Namun dari berbagi komentar masyarakat, banyak yang pesimis bahwa para Caleg tsb mampu dan berani membuat terobosan2 baru untuk membela dan memperjuangkan kepentingan rakyat dibandingkan para Legislator saat ini yang citranya rusak karena berbagai skandal korupsi, dan moral yang telah, sedang dan akan terungkap nanti. Penilaian masyarakat tsb dapat dipahami karena ada kesan kuat rekrutmen para Caleg pada umumnya tidak memenuhi seleksi dan standard yang obektif baik yang diatur dalam Ketentuan intern Partai maupun Per-Undang2an. Rekrutmen para Caleg sangat terkesan saratnya money politics dan nepotisme.

Kenyataan ini mengundang pertanyaan “Apakah orang yang menjadi Caleg karena money politics dan nepotisme memiliki Kompetensi untuk menjadi Legislator.”

Kompetensi seseorang menjadi Caleg antara lain diatur dalam Undang2 No.10 thn. 2008 tentang Pemilu Anggota DPR, DPD dan DPRD pasal 50 ayat 1 tentang syarat2 seseorang menajadi Caleg DPR, DPRD Provinsi dan DPRD Kabupaten/Kota, dimana ada 16 persyaratan. Persyaratan itu meliputi domisili, kesehatan, rangkap jabatan, pendidikan, kecakapan, kesetiaan, dan syarat2 tehnis lainnya.
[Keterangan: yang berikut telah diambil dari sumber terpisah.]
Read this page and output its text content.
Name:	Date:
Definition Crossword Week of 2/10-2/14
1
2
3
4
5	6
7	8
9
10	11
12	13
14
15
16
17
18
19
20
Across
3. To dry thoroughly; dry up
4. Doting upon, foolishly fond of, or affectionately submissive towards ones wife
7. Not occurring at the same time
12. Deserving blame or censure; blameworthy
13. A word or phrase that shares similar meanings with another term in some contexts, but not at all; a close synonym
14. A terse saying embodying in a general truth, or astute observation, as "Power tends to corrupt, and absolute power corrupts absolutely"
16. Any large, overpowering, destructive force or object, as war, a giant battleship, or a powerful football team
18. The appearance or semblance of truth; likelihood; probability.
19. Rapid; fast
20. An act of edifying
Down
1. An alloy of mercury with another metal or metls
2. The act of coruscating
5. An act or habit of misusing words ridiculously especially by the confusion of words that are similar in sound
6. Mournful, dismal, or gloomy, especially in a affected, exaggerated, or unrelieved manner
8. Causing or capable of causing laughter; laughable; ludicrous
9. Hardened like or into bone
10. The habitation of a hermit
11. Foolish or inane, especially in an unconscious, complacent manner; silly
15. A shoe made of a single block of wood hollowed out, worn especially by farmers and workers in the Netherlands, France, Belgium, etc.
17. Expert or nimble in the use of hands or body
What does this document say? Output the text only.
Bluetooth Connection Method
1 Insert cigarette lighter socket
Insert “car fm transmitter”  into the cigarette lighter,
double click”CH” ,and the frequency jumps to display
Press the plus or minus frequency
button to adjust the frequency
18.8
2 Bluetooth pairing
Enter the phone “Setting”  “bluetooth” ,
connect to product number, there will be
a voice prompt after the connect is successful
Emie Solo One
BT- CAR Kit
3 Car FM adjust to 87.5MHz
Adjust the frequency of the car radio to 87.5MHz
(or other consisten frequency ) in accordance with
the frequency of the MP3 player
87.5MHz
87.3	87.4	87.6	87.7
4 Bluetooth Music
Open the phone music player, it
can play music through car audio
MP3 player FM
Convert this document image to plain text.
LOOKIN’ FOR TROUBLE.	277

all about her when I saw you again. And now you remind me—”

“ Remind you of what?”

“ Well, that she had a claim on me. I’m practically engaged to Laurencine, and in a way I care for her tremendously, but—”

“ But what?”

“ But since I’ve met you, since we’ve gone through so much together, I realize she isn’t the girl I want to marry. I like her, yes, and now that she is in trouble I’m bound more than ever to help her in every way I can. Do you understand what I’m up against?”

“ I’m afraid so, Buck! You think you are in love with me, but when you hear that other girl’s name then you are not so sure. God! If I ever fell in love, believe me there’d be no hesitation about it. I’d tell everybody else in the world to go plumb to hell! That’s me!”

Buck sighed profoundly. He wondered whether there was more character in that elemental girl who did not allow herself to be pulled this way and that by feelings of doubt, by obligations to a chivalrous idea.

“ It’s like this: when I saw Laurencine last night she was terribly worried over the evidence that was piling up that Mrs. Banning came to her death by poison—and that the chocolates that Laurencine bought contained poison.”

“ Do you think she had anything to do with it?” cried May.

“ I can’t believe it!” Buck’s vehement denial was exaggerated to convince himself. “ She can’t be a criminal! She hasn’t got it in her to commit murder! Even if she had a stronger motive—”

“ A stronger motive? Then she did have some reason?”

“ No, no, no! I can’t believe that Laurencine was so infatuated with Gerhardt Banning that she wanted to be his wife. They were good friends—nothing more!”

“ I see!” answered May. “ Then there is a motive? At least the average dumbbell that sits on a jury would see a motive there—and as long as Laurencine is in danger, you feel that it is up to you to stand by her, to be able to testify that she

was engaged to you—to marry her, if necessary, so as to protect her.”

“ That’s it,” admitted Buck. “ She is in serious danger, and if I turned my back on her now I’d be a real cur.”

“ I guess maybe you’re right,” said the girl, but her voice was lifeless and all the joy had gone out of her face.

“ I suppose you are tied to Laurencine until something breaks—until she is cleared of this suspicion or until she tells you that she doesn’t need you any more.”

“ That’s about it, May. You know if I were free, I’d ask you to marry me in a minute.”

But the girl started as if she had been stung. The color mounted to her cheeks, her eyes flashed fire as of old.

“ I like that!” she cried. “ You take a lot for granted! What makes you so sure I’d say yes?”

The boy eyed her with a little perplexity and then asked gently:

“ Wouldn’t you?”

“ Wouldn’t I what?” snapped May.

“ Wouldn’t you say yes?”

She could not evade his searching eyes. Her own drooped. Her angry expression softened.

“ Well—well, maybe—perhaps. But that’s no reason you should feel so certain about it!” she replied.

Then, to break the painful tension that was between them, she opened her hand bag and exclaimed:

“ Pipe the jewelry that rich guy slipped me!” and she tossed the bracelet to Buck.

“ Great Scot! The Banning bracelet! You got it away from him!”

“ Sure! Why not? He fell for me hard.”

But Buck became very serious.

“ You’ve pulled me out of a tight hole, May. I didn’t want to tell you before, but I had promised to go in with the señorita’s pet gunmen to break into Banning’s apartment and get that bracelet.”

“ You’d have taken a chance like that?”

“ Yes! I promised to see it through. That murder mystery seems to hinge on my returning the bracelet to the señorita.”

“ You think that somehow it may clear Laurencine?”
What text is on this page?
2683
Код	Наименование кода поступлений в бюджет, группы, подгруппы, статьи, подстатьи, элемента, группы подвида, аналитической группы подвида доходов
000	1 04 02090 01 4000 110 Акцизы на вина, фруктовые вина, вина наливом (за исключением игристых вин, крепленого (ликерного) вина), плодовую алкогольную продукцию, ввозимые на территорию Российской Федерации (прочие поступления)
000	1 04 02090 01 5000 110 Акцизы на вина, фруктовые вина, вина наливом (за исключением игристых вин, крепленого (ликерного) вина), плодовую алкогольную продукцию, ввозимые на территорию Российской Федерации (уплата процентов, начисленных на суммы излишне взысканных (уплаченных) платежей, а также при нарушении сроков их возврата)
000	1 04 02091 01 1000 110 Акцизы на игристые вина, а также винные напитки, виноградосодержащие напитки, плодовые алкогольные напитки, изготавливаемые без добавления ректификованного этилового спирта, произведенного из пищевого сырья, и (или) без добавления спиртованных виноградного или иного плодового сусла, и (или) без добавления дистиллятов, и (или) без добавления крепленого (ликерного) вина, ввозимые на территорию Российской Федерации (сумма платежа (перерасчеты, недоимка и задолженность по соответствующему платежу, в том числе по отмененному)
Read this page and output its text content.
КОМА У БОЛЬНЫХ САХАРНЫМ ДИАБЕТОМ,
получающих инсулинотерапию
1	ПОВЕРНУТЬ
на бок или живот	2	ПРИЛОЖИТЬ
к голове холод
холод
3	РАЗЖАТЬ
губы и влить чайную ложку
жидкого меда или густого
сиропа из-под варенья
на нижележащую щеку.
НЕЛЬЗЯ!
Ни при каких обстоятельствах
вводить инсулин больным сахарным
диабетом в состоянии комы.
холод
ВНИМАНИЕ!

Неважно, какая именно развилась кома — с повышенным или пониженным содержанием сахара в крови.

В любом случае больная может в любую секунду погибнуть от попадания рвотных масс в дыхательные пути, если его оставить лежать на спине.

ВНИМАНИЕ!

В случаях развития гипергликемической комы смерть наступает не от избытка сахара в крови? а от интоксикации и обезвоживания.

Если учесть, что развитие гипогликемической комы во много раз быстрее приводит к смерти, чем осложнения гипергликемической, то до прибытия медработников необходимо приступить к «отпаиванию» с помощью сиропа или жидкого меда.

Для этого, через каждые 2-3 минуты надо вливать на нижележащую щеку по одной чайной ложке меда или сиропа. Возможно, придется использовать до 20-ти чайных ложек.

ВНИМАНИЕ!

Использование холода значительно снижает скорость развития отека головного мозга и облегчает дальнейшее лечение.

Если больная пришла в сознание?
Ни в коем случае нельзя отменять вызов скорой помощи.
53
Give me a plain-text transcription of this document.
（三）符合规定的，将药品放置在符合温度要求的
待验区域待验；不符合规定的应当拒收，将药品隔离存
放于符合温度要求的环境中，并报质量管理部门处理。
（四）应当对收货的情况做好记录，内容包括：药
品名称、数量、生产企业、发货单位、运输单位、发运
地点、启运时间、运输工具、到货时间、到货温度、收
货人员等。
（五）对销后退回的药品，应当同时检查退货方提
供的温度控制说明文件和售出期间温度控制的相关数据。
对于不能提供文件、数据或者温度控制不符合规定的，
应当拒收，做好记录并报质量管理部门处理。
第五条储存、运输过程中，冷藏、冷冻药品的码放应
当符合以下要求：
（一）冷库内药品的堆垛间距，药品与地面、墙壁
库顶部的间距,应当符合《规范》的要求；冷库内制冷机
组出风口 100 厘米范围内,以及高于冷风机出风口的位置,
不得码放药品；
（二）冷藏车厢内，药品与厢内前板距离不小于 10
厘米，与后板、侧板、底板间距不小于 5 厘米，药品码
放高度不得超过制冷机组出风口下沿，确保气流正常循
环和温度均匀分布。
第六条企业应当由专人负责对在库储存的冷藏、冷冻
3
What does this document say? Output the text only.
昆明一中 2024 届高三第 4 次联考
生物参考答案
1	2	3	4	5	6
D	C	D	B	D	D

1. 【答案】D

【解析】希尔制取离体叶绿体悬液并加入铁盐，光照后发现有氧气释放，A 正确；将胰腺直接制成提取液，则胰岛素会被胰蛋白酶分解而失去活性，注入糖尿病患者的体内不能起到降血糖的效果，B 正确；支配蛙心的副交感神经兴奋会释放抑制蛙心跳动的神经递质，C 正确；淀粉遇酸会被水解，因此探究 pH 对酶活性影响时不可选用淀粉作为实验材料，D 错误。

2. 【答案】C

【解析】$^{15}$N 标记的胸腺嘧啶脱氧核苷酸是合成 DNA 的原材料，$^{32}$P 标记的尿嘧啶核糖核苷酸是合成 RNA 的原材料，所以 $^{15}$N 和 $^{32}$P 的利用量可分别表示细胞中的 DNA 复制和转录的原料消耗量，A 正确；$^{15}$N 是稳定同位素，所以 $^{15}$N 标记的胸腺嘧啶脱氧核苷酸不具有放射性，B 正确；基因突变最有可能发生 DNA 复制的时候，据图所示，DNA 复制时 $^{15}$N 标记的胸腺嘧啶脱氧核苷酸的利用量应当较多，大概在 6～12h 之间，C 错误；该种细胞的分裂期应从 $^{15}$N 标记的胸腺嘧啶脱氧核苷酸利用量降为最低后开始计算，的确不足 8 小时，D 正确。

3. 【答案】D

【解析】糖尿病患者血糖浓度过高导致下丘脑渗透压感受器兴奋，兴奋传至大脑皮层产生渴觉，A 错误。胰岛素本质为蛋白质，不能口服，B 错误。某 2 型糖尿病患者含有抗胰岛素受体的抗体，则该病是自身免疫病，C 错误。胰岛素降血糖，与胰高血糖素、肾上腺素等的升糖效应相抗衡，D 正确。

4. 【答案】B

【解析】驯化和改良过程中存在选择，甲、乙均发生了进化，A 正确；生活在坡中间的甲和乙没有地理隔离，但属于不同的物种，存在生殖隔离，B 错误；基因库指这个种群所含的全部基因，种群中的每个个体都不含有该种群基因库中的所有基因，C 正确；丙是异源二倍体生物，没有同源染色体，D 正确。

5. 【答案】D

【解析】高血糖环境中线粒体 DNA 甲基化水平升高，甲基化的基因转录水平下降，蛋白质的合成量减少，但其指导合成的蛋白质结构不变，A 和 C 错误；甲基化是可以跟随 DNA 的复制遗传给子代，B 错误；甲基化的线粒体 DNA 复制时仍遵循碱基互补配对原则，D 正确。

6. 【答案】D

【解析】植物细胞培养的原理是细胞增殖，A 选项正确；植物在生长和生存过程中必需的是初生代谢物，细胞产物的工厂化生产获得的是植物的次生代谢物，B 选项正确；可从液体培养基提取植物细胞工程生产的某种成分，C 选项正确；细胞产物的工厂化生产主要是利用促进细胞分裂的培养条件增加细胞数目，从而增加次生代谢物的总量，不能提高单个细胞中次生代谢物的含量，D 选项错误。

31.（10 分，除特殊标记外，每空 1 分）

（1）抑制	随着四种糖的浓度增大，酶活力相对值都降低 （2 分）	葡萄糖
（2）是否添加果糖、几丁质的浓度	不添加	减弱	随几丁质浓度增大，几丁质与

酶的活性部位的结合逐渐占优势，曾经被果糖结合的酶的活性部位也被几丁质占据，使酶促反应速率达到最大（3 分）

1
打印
Dari 16 persyaratan tsb, maka ada beberapa syarat yang menuntut para Caleg tsb harus memiliki Kompetensi, seperti :

1. Cakap berbicara, membaca dan menulis dalam bahasa Indonesia(pasal 50 ayat 1d). Khusus persyaratan cakap berbicara, tentu bukan asal bicara, asal bunyi(ASBUN). Persyaratan cakap brbicara diartikan sebagai kemampuan Caleg untuk menyampaikan pendapat yang berbobot dan sistimatis, menyanggah atau mendukung pendapat orang/Fraksi lain dan Pemerintah dengan argumentasi yang kuat disertai dengan fakta dan data, serta mampu menyusun kata2 yang di ucapkan dalam suatu kalimat yang memiliki nilai etis, santun dan diplomatis dan di-saat2 tertentu bisa berbicara tegas, keras, lugas dan berani yang orientasinya untuk kepentingan rakyat. Cakap Berbicara dari Caleg dalam konteks tsb diatas hanya akan terwujud bila ybs memiliki dasar pengetahuan yang memadai(tidak cukup SMA atau hanya setingkat) melalui jenjang pendidikan formal dan bukan memiliki gelar karena dibeli(seperti yang menjamur saat ini) dan atau pengalaman berorganisasi yang cukup dari segi waktu dan prestasi.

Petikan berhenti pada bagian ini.